Eventually, the below ground store entrances were abandoned.  Today, there are a couple of tour companies that will take you down (for a modest fee) and deliver an entertaining experience which ironically ends (of all places) in their gift shop.  Imagine that.

Another great attraction is the downtown Public Market.

Here you can find fresh produce, fresh salmon and several restaurants.

Also, along Pike Place is the original Starbucks which always seem to have a folk band outside to entertain the very long line of people are willing to wait to get into the place.  It's not like you can't find a Starbucks on every other corner.

In a vain attempt to get away from the maddening crowds, there's also an option of going over to West Seattle to check out all the people who have the same idea as you.  It's never ending a parade of traffic attempting to find a place to park.

Great sundowns looking across at Bainbridge Island.   Before I leave I hope to get up there.

At this time of the year, you have to wait pretty late for it to be dark enough to see the city lights.

On yet another island I checked out just this weekend is Worden State Park on Wilson Point which has a decommissioned lighthouse.  You can see Mount Baker behind it probably 50 miles to the north.
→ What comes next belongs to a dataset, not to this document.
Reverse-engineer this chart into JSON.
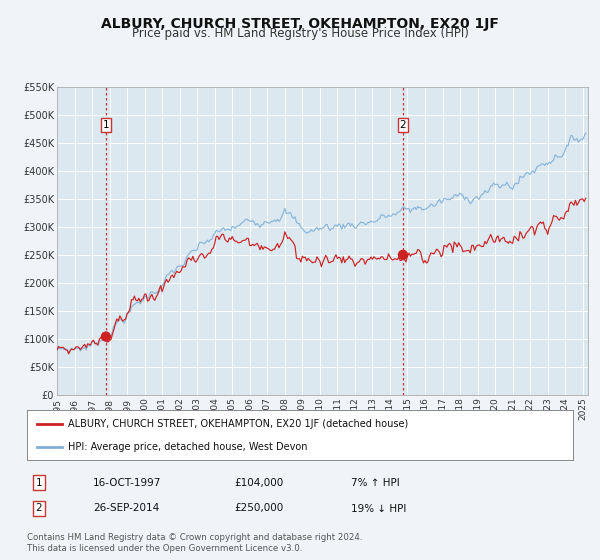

This is definitely an interesting place with plenty to see and do, at least for some.  This is a place with a huge homeless population.  Old downtown common areas smell like urine, many neutral spaces have homeless encampments and you'll even see tents under the overpasses.


They say it's been there all along

I have been working in Enumclaw, Washington for a week now and this is my first glimpse of Mount Rainier. 

If I move my head just right, squint and look through the trees, I have my own view of this mountain from my office. 
Western Washington is well renowned for being wet for which I will attest.